В остальную часть визита мать и дочь заговорили между собой о какой-то кузине, от которой следовало получить письмо, но письма не было. Калинович никаким образом не мог пристать к этому семейному разговору и уехал.
— Кто это такой? — сказала генеральша.
— Смотритель, мамаша! — отвечала Полина.
— Какая дерзость: вдруг является, знакомится… Очень мне нужно!
— Он недурно произносит по-французски, — заметила дочь.
— Кто ж нынче не говорит по-французски? По этому нельзя судить, кто он и что он за человек. Он бы должен был попросить кого-нибудь представить себя; по крайней мере я знала бы, кто его рекомендует. А все наши люди!.. Когда я их приучу к порядку! — проговорила генеральша и дернула за сонетку.
Вошел худощавый дворецкий.
— Кто сегодня дежурный? — спросила госпожа.
— Семен, ваше превосходительство, — отвечал тот.
— Позови ко мне Семена.
Семен явился.
— Ты, Семенушка, всегда в своем дежурстве наделаешь глупостей. Если ты так несообразителен, то старайся больше думать. Принимаешь всех, кто только явится. Сегодня пустил бог знает какого-то господина, совершенно незнакомого.

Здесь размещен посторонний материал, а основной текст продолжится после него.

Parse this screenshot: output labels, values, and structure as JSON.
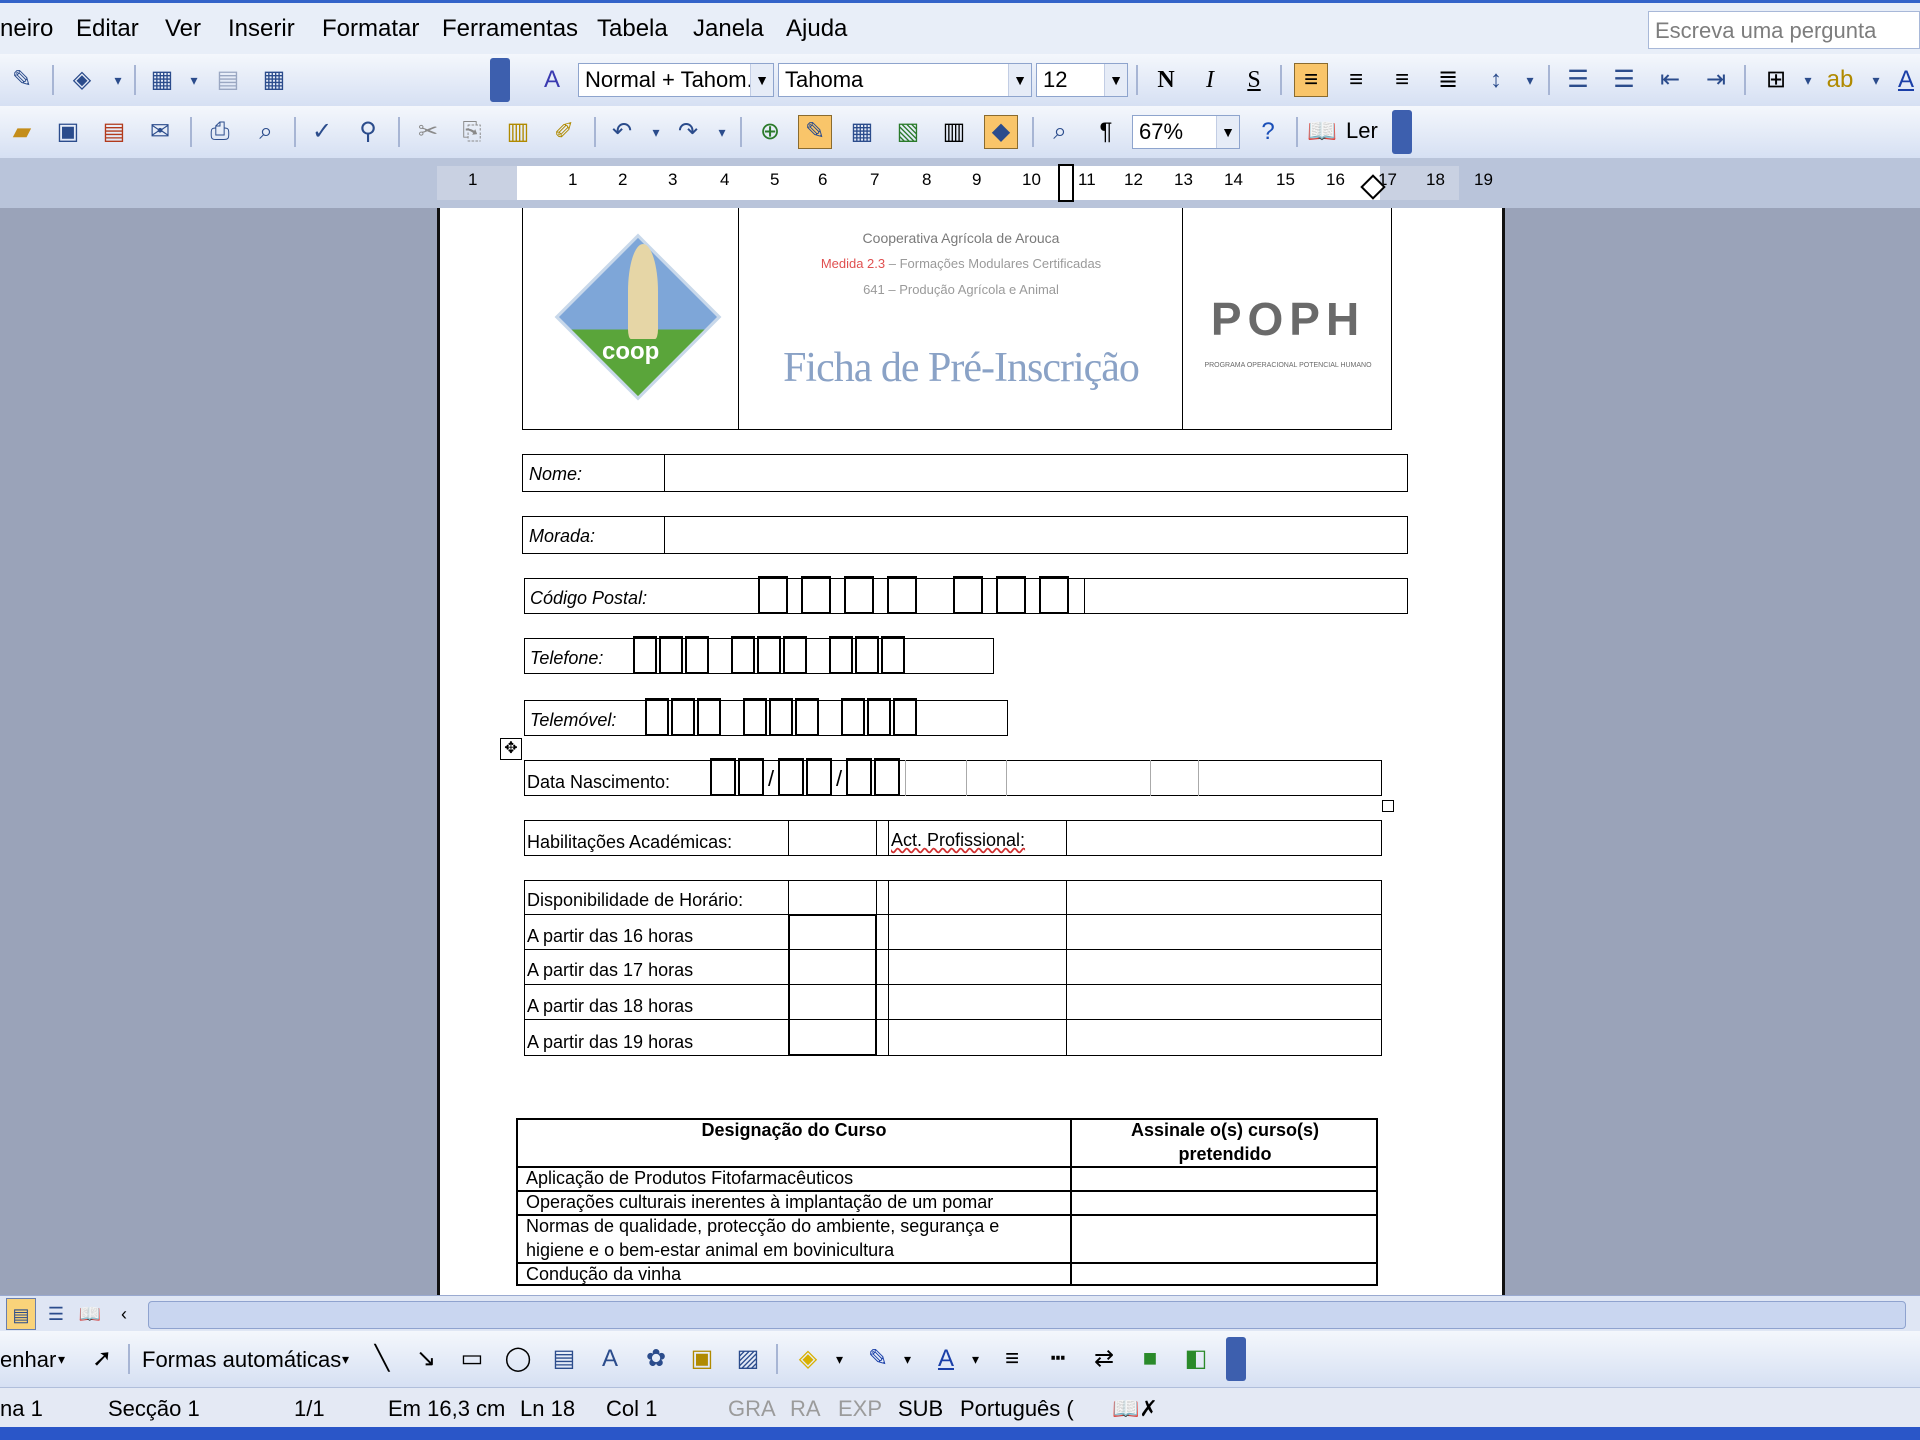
{
  "menu": {
    "items": [
      "neiro",
      "Editar",
      "Ver",
      "Inserir",
      "Formatar",
      "Ferramentas",
      "Tabela",
      "Janela",
      "Ajuda"
    ],
    "ask_placeholder": "Escreva uma pergunta"
  },
  "format_toolbar": {
    "style": "Normal + Tahom.",
    "font": "Tahoma",
    "size": "12",
    "bold_label": "N",
    "italic_label": "I",
    "underline_label": "S"
  },
  "standard_toolbar": {
    "zoom": "67%",
    "read_label": "Ler"
  },
  "ruler": {
    "labels": [
      "1",
      "1",
      "2",
      "3",
      "4",
      "5",
      "6",
      "7",
      "8",
      "9",
      "10",
      "11",
      "12",
      "13",
      "14",
      "15",
      "16",
      "17",
      "18",
      "19"
    ]
  },
  "document": {
    "header": {
      "org_line": "Cooperativa Agrícola de Arouca",
      "measure_highlight": "Medida 2.3",
      "measure_rest": "– Formações Modulares Certificadas",
      "code_line": "641 – Produção Agrícola e Animal",
      "form_title": "Ficha de Pré-Inscrição",
      "logo_left_text": "coop",
      "logo_right_text": "POPH",
      "logo_right_sub": "PROGRAMA OPERACIONAL POTENCIAL HUMANO"
    },
    "fields": {
      "nome": "Nome:",
      "morada": "Morada:",
      "codigo_postal": "Código Postal:",
      "telefone": "Telefone:",
      "telemovel": "Telemóvel:",
      "data_nascimento": "Data Nascimento:",
      "slash": "/",
      "habilitacoes": "Habilitações Académicas:",
      "act_profissional": "Act. Profissional:"
    },
    "horario": {
      "title": "Disponibilidade de Horário:",
      "options": [
        "A partir das 16 horas",
        "A partir das 17 horas",
        "A partir das 18 horas",
        "A partir das 19 horas"
      ]
    },
    "cursos": {
      "col1": "Designação do Curso",
      "col2_line1": "Assinale o(s) curso(s)",
      "col2_line2": "pretendido",
      "rows": [
        "Aplicação de Produtos Fitofarmacêuticos",
        "Operações culturais inerentes à implantação de um pomar",
        "Normas de qualidade, protecção do ambiente, segurança e",
        "higiene e o bem-estar animal em bovinicultura",
        "Condução da vinha"
      ]
    }
  },
  "draw_toolbar": {
    "draw_label": "enhar",
    "autoshapes_label": "Formas automáticas"
  },
  "status": {
    "page": "na 1",
    "section": "Secção 1",
    "pages": "1/1",
    "position": "Em 16,3 cm",
    "line": "Ln 18",
    "col": "Col 1",
    "gra": "GRA",
    "ra": "RA",
    "exp": "EXP",
    "sub": "SUB",
    "language": "Português ("
  }
}
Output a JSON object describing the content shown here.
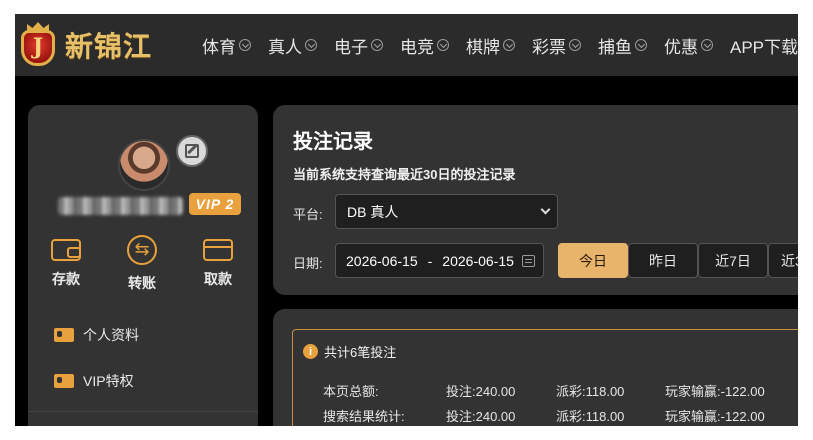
{
  "brand": {
    "logo_letter": "J",
    "name": "新锦江"
  },
  "nav": [
    "体育",
    "真人",
    "电子",
    "电竞",
    "棋牌",
    "彩票",
    "捕鱼",
    "优惠",
    "APP下载"
  ],
  "sidebar": {
    "vip_badge": "VIP 2",
    "actions": [
      {
        "label": "存款",
        "icon": "wallet-icon"
      },
      {
        "label": "转账",
        "icon": "transfer-icon"
      },
      {
        "label": "取款",
        "icon": "card-icon"
      }
    ],
    "menu": [
      {
        "label": "个人资料",
        "icon": "profile-card-icon"
      },
      {
        "label": "VIP特权",
        "icon": "vip-card-icon"
      }
    ]
  },
  "bet_records": {
    "title": "投注记录",
    "description": "当前系统支持查询最近30日的投注记录",
    "platform_label": "平台:",
    "platform_value": "DB 真人",
    "date_label": "日期:",
    "date_start": "2026-06-15",
    "date_sep": "-",
    "date_end": "2026-06-15",
    "quick_ranges": [
      "今日",
      "昨日",
      "近7日",
      "近3"
    ],
    "active_range": "今日"
  },
  "summary": {
    "header": "共计6笔投注",
    "rows": [
      {
        "label": "本页总额:",
        "bet": "投注:240.00",
        "payout": "派彩:118.00",
        "winloss": "玩家输赢:-122.00"
      },
      {
        "label": "搜索结果统计:",
        "bet": "投注:240.00",
        "payout": "派彩:118.00",
        "winloss": "玩家输赢:-122.00"
      }
    ]
  },
  "colors": {
    "accent": "#e8a13c",
    "active_button": "#e8b36a",
    "panel": "#333333",
    "topbar": "#2b2b2b"
  }
}
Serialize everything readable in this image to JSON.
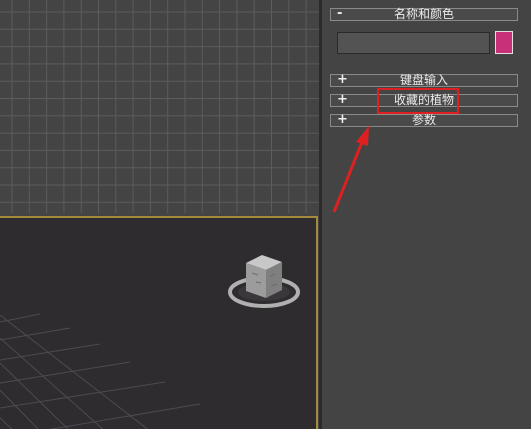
{
  "panel": {
    "name_and_color": {
      "sign": "-",
      "label": "名称和颜色",
      "swatch_color": "#c8307a"
    },
    "rollouts": [
      {
        "sign": "+",
        "label": "键盘输入"
      },
      {
        "sign": "+",
        "label": "收藏的植物"
      },
      {
        "sign": "+",
        "label": "参数"
      }
    ]
  },
  "annotation": {
    "highlight_color": "#e02020",
    "target": "收藏的植物"
  }
}
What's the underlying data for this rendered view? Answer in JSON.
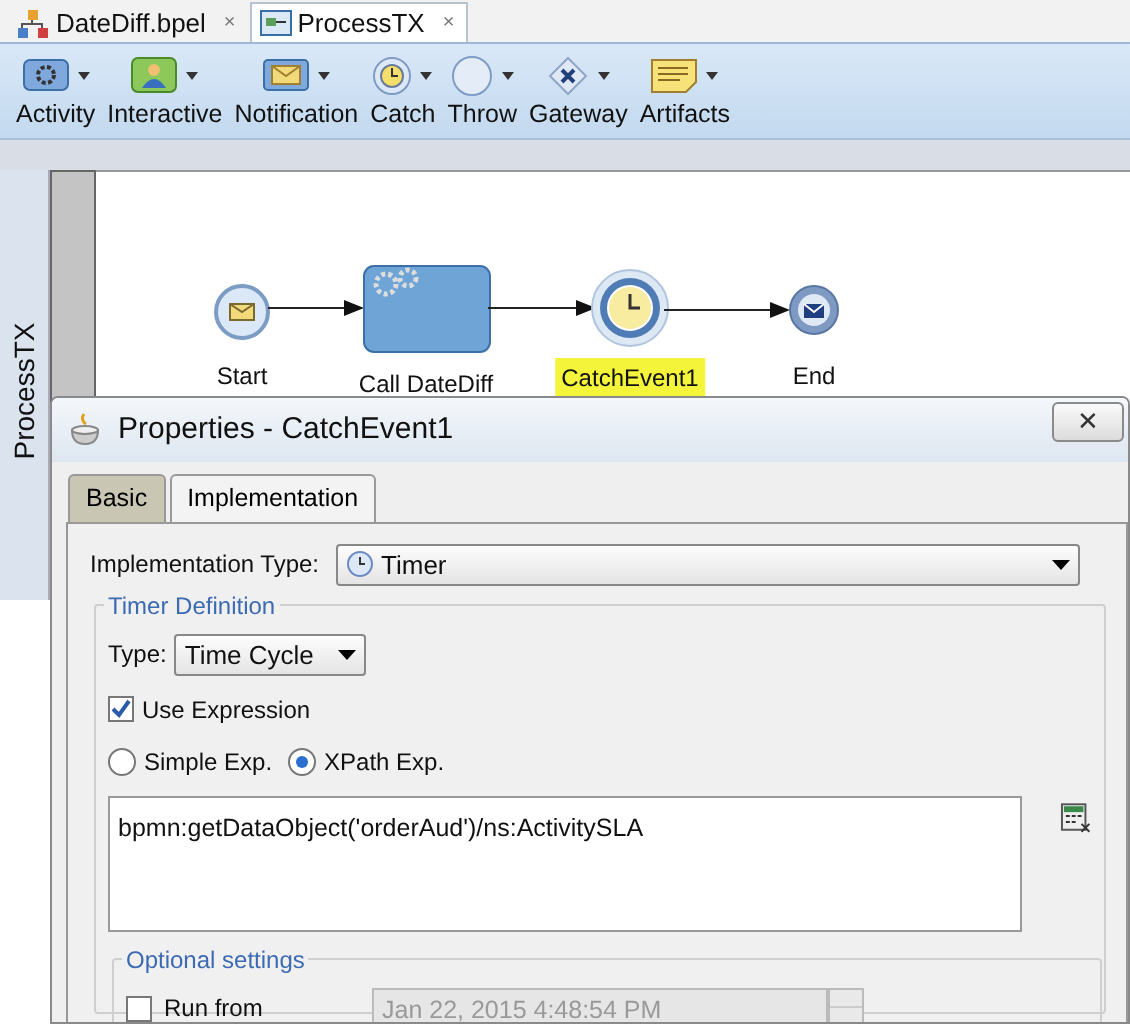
{
  "editor_tabs": [
    {
      "label": "DateDiff.bpel",
      "kind": "bpel",
      "close": "×",
      "selected": false
    },
    {
      "label": "ProcessTX",
      "kind": "process",
      "close": "×",
      "selected": true
    }
  ],
  "toolbar": [
    {
      "label": "Activity",
      "kind": "activity"
    },
    {
      "label": "Interactive",
      "kind": "interactive"
    },
    {
      "label": "Notification",
      "kind": "notification"
    },
    {
      "label": "Catch",
      "kind": "catch"
    },
    {
      "label": "Throw",
      "kind": "throw"
    },
    {
      "label": "Gateway",
      "kind": "gateway"
    },
    {
      "label": "Artifacts",
      "kind": "artifacts"
    }
  ],
  "process": {
    "lane_label": "ProcessTX",
    "nodes": [
      {
        "label": "Start",
        "kind": "start",
        "selected": false
      },
      {
        "label": "Call DateDiff",
        "kind": "task",
        "selected": false
      },
      {
        "label": "CatchEvent1",
        "kind": "timer",
        "selected": true
      },
      {
        "label": "End",
        "kind": "end",
        "selected": false
      }
    ]
  },
  "dialog": {
    "title": "Properties - CatchEvent1",
    "close": "✕",
    "tabs": [
      {
        "label": "Basic",
        "selected": false
      },
      {
        "label": "Implementation",
        "selected": true
      }
    ],
    "implementation_type": {
      "label": "Implementation Type:",
      "value": "Timer"
    },
    "timer_definition": {
      "legend": "Timer Definition",
      "type_label": "Type:",
      "type_value": "Time Cycle",
      "use_expression": {
        "label": "Use Expression",
        "checked": true
      },
      "expression_kinds": [
        {
          "label": "Simple Exp.",
          "selected": false
        },
        {
          "label": "XPath Exp.",
          "selected": true
        }
      ],
      "expression": "bpmn:getDataObject('orderAud')/ns:ActivitySLA"
    },
    "optional_settings": {
      "legend": "Optional settings",
      "run_from": {
        "label": "Run from",
        "checked": false,
        "value": "Jan 22, 2015 4:48:54 PM",
        "disabled": true
      }
    }
  }
}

— Вашему превосходительству… — заговорил было лакей.
— Пожалуйста, не оправдывайся. У меня очень много твоих вин записано, и ты принудишь меня принять против тебя решительные меры. Ступай и будь умней!
При словах «решительные меры» лакей весь вспыхнул.
Генеральша при всех своих личных объяснениях с людьми говорила всегда тихо и ласково; но когда произносила фразу: решительные меры, то редко не приводила их в исполнение.